La légende du secret bancaire

C'est pour protéger l'argent placé en Suisse par les victimes juives du nazisme que Berne a décidé, en 1934, de renforcer le secret bancaire.

Ce contenu a été publié le 17 décembre 2002 - 18:11

Voilà l'une des légendes qui circulent encore aujourd'hui.

En fait, chez le banquier helvétique la discrétion est une habitude qui date de plusieurs siècles mais c'est au début du XXe, lorsque la fiscalité augmente dans les pays voisins, que le secret bancaire suisse va prendre toute son importance.

Il devient la pierre angulaire du dispositif chargé de récolter les fonds étrangers en quête d'un abri fiscal. Une fuite qui irrite les gouvernements européens.

En 1932, la police française perquisitionne les locaux parisiens de la Banque Commerciale de Bâle et y saisi des listes de milliers de clients. En réponse, Berne non seulement refuse l'entraide judiciaire, mais décide en 1934 de renforcer son secret bancaire.

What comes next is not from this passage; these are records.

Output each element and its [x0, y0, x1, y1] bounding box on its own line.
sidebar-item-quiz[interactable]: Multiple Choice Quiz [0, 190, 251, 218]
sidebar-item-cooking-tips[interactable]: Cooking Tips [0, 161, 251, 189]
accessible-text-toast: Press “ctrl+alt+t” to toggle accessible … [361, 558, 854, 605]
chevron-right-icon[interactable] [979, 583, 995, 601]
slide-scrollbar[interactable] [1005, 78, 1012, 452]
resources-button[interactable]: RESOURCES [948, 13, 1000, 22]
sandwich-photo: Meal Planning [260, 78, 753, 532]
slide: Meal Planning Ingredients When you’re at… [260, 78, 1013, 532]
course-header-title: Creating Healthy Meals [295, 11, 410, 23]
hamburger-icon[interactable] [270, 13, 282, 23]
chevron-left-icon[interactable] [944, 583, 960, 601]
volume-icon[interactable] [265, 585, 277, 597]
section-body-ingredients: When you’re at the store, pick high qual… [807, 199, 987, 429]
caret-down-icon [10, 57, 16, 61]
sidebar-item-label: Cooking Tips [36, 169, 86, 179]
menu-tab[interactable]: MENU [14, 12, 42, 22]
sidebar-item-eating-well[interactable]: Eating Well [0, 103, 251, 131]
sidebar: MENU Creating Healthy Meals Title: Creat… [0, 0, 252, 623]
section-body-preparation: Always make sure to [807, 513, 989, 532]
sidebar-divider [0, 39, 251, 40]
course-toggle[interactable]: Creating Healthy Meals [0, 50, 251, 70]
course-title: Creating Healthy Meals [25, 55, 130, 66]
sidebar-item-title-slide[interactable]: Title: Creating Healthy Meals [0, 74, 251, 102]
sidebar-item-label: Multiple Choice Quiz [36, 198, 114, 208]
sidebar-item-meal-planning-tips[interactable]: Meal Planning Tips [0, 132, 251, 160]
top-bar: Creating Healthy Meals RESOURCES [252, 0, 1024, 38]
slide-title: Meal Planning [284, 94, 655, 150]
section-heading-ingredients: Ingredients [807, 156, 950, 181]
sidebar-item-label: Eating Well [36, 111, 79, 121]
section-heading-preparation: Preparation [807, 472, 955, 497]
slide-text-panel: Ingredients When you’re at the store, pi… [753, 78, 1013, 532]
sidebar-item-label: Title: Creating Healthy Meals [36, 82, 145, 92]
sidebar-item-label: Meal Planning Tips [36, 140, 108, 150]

Désormais sa violation est poursuivie d'office. A l'époque, visiblement, le Conseil fédéral n'avait cure des pressions extérieures et répliquait au coup par coup.

Pas de secret pour les juges

L'histoire de la protection de l'argent des juifs a été inventée de toutes pièces dans les années soixante par les banques suisses pour légitimer moralement le secret bancaire face aux attaques des Etats-Unis.

En 1966, une campagne publique outre-Atlantique permet d'étouffer les dernières velléités contre le secret bancaire.

Le secret bancaire se définit comme l'obligation de discrétion que les employés doivent garantir sur les affaires de leurs clients. Le secret ne protège donc pas la banque mais son client, qui seul peut y renoncer.

C'est une obligation professionnelle dont la violation est punissable d'une amende et même de l'emprisonnement. Au fil des ans, le secret bancaire s'est adapté et il n'est pas absolu.

Des dispositions de droit civil, pénal, des poursuites ou d'entraide judiciaire en matière pénale prévoient des dérogations. Lors d'une enquête pour blanchiment d'argent, par exemple, le juge peut demander sa levée.